Radiotelemetry. — During March and April 1978 and 1979, cranes were live-trapped with rocket and cannon-projected nets positioned near groups of mounted crane decoys in cropland and pastures. To minimize disturbance, nets were fired from blinds located several hundred m from decoys. Each captured bird was weighed, aged as juvenile or adult by head plumage (Lewis 1979), and banded. Battery-operated transmitters weighing approximately 40 g (< 2% of body weight) were attached to 13 cranes in 1978 and 23 in 1979, using a neck and body loop and backpack harness. Ten birds in 1978 (8 adult, 2 juvenile) and 14 in 1979 (13 adult, one juvenile) were located frequently enough to permit statistically valid analyses of activity ranges and movements.

When feasible, each radio-equipped crane was located at hourly intervals during daylight and once each just after dusk and before dawn. Locations were determined by triangulation from ground vehicles to the nearest 100 m. Fixed-wing aircraft were used when birds could not be located from the ground. No individual was followed in more than one year.

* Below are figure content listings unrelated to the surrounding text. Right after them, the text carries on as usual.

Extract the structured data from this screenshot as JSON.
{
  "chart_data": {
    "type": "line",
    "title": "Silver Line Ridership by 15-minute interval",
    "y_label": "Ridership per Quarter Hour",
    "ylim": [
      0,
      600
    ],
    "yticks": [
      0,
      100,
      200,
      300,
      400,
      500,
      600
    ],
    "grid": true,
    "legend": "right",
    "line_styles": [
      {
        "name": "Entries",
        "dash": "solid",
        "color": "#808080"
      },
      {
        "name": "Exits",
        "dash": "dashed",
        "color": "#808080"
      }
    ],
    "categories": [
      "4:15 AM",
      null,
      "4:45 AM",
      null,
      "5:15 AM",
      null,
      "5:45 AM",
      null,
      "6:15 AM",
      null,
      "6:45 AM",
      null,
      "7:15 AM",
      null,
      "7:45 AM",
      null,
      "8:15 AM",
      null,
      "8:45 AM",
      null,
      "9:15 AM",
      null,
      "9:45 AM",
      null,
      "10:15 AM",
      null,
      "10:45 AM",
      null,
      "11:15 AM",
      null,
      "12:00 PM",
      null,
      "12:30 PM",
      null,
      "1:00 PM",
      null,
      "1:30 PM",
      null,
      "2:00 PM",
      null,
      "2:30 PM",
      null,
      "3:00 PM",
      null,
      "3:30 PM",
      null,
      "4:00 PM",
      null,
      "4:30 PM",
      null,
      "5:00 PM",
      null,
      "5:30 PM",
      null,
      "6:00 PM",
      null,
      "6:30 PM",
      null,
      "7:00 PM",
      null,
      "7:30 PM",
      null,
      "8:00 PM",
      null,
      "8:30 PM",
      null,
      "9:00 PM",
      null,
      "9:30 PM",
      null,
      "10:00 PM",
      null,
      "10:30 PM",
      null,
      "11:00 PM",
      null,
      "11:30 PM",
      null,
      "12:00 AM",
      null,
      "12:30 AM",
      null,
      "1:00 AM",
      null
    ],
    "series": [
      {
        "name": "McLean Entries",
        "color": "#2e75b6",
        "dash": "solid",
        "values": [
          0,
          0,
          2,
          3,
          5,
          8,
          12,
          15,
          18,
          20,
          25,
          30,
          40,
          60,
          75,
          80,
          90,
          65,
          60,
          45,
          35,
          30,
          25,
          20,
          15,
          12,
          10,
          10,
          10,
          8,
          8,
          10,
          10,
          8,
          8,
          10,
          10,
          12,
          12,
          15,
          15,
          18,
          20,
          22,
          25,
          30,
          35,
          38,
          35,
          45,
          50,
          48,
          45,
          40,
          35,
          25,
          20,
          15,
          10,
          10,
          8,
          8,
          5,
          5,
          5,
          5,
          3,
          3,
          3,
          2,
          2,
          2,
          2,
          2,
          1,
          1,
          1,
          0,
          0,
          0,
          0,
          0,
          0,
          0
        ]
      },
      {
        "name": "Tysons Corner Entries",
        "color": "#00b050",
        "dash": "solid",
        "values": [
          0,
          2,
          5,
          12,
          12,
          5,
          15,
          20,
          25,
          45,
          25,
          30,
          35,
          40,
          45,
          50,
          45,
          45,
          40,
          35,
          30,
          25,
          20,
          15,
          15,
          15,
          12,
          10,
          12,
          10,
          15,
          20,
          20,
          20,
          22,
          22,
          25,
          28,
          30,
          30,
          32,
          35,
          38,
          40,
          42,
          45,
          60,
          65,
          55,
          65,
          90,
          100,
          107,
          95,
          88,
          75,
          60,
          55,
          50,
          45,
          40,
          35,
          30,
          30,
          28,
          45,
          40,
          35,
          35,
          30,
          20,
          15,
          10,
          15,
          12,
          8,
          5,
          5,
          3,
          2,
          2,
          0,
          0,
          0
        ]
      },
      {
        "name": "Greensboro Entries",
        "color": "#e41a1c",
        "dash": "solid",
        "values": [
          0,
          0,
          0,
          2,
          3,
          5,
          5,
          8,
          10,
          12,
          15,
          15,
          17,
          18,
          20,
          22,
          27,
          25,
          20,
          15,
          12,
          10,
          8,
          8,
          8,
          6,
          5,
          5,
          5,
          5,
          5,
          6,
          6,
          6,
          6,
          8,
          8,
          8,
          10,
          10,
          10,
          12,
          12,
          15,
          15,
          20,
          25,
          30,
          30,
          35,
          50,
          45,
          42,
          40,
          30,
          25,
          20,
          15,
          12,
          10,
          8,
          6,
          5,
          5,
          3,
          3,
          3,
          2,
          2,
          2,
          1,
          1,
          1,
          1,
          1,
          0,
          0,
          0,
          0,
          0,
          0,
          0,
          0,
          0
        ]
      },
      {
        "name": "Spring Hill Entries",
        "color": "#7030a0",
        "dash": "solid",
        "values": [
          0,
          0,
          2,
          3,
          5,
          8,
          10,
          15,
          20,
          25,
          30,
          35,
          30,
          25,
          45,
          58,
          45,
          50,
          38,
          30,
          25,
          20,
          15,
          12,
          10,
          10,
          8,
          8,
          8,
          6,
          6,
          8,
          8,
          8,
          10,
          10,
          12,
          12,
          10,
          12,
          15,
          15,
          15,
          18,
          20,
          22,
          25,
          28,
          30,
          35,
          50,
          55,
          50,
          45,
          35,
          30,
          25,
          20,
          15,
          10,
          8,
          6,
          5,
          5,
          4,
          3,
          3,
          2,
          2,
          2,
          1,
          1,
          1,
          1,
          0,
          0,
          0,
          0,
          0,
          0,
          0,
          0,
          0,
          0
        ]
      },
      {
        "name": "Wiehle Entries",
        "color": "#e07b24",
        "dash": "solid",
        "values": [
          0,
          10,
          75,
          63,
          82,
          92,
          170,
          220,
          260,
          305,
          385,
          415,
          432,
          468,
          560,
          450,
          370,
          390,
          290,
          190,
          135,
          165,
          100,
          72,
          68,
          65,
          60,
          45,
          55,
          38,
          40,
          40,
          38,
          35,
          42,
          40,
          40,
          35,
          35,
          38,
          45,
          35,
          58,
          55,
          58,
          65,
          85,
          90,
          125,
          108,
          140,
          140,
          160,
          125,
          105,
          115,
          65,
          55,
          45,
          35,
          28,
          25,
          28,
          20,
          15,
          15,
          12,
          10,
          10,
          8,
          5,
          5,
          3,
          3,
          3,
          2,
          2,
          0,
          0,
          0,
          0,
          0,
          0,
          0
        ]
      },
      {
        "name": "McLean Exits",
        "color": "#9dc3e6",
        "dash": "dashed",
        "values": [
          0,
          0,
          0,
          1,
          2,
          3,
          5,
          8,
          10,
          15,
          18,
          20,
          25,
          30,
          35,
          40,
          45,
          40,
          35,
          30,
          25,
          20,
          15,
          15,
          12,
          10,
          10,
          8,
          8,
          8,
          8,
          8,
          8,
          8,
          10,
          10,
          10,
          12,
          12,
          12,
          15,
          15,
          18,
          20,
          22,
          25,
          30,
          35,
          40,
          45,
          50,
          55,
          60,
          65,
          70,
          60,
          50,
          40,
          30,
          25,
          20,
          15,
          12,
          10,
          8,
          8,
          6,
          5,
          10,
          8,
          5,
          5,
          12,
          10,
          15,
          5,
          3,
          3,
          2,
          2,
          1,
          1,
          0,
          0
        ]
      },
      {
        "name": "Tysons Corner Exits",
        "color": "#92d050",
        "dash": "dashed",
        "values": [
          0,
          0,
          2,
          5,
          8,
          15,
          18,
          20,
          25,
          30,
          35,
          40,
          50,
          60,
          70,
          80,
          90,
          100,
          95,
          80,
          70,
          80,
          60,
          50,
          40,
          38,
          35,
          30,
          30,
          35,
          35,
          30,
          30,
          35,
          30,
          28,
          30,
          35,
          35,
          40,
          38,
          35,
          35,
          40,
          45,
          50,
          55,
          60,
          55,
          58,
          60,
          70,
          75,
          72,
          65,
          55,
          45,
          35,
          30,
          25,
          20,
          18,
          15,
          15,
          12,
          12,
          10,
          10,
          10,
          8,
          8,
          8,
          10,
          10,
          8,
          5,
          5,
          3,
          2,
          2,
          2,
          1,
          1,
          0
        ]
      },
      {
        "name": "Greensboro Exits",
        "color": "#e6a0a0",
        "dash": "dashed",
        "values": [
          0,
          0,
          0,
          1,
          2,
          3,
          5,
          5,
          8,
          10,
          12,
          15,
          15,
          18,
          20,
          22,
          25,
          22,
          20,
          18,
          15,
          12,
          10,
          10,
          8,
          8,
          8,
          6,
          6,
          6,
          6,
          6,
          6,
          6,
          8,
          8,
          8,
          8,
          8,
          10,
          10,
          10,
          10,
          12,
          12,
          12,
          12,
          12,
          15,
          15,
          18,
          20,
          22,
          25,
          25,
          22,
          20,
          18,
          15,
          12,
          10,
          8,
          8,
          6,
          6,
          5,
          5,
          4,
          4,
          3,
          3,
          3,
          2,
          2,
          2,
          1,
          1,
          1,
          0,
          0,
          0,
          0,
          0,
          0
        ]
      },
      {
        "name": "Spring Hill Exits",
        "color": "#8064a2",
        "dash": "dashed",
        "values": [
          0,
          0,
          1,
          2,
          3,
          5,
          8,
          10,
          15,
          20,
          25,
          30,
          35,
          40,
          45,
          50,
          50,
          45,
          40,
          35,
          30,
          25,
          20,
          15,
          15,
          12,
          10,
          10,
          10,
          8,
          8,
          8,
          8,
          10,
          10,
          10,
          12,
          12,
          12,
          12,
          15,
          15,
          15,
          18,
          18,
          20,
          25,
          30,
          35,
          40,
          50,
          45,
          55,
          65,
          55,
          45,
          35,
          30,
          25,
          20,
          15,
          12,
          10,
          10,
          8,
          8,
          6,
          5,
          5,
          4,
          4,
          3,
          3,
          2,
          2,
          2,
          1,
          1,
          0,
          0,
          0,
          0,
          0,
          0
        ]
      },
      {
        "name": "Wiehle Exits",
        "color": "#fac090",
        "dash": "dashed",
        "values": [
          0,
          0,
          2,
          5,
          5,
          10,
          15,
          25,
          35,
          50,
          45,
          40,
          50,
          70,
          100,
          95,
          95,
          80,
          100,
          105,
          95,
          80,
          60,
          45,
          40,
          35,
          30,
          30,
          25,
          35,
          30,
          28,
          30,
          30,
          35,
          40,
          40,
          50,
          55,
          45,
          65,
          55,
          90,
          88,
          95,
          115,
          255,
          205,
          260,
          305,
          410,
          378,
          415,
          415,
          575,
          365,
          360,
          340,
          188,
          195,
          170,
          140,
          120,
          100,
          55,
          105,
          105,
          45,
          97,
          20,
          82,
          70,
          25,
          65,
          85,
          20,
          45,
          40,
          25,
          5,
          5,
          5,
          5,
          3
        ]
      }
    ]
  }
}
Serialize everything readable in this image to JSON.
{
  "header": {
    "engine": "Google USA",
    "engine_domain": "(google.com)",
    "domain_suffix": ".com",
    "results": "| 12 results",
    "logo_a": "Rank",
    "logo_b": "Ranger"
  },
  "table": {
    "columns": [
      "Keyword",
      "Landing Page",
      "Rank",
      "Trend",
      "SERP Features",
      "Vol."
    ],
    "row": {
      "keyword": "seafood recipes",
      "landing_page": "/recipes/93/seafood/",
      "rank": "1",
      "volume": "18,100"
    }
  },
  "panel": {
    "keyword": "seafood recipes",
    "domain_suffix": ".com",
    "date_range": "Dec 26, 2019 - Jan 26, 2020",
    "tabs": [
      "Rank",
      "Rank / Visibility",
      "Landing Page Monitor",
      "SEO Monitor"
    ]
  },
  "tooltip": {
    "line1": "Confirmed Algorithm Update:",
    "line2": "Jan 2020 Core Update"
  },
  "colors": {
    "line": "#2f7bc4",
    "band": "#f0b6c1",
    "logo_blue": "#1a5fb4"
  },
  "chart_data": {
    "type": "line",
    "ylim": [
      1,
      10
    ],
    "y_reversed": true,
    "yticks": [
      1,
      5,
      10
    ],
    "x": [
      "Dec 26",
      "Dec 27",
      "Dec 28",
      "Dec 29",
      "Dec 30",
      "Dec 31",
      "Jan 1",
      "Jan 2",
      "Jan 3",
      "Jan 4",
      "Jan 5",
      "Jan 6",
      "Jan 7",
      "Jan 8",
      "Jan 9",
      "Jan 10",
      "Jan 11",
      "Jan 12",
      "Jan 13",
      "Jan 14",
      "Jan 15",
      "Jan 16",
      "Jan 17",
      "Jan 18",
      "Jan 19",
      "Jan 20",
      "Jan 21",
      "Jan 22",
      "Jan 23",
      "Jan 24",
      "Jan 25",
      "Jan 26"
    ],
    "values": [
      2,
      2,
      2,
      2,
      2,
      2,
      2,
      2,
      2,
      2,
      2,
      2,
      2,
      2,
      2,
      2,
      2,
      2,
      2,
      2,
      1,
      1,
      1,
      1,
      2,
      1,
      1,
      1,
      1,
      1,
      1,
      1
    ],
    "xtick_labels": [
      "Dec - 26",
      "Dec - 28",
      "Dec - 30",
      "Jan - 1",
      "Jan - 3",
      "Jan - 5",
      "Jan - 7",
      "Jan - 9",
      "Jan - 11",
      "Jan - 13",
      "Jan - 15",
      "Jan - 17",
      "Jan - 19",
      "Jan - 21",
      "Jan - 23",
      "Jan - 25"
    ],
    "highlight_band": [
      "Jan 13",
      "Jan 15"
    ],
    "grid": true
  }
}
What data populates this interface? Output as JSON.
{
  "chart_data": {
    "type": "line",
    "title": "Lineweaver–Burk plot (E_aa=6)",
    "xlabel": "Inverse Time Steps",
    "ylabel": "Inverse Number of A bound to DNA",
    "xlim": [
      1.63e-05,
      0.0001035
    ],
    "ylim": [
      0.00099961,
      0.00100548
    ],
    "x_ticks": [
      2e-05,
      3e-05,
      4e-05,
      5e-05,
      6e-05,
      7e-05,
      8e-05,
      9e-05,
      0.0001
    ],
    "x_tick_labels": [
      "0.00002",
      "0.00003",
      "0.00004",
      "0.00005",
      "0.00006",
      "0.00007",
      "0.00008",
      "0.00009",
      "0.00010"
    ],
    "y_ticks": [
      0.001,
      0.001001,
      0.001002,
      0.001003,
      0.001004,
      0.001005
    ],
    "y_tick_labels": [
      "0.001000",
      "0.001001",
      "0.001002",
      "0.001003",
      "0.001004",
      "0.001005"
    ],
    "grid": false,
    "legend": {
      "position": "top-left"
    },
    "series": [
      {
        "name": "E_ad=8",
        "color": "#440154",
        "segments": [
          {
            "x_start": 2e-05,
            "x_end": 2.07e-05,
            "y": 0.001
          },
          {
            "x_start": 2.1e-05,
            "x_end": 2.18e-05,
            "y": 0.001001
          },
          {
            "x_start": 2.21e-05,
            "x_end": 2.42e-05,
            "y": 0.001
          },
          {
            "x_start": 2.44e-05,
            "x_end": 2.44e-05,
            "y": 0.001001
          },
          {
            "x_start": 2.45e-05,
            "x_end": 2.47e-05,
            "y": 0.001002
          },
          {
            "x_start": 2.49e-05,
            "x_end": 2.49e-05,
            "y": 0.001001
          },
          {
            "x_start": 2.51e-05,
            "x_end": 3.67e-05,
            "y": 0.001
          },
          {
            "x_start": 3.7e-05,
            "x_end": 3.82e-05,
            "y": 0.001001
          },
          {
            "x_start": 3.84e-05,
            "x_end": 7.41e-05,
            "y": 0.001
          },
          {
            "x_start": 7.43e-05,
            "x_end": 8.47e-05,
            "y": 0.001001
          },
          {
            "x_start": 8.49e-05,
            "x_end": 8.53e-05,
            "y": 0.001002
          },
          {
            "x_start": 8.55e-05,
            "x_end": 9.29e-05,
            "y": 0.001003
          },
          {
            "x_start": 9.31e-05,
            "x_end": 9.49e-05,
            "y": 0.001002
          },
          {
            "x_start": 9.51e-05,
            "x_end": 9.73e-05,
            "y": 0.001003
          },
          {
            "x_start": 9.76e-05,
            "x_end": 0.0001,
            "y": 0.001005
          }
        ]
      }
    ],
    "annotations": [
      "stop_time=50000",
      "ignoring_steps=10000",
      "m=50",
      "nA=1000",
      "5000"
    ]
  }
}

Distances and angles between locations were calculated along straight lines. These distances represent minimal distances because cranes meandered between radio fixes. Birds that were located in the same habitat on two sequential observations were assumed to have remained in that habitat for the interval, and those located in different sites were assumed to have visited only those in which they were recorded.

Cranes center their activities within definable, undefended areas that may change in size and location through time. These "activity ranges" differ from conventional home ranges in that they are transient and occupied only for roosting and feeding. Areas of activity ranges were estimated with a harmonic means method (Dixon and Chapman 1980) including the 95% closest points. When cranes used two or more discrete (as determined by non-overlapping clusters of locations separated by at least 2 km) activity ranges, separate areas were calculated for each.

Time budgets. — Diurnal time budgets were developed within each of the habitats by recording activities of individual cranes at 12-sec intervals throughout the staging period. Time spent observing in each habitat was proportional to the percent of study area covered by that habitat. Individuals were selected arbitrarily by locating a group of cranes in a spotting scope's field of view and, after looking away and slightly moving the scope horizontally and vertically, observing the individual nearest to the intersection of the cross hairs. Observations on an individual lasted from a few sec to 5 min. Observations occurred from 06:00 to approximately 18:00 h CST. Behavioral categories included "resting" (sitting or standing still), "feeding", "alert", "calling", "courting", "aggression" (fighting or being attacked), "locomotion" (walking), and "comfort" (preening). An "unknown" category contained observations that could not be classified as one of the other behaviors.

Statistical analyses. — Unless otherwise stated, all values are means SD. Statistical treatment of distances flown, either among habitats or within a day, were complicated both by missing cells in some cases and repeated observations from marked individuals. We used repeated-measures analysis of variance (Milliken and Johnson 1984) on these data. Angular statistics and correlations were conducted following Batschelet (1981). Behavioral frequencies based on counts were analyzed with G-tests (Sokal and Rohlf 1969). Sequential behaviors may not have been truly independent, but we believe that observations were adequately dispersed over birds, groups, and contexts to warrant this type of statistical treatment.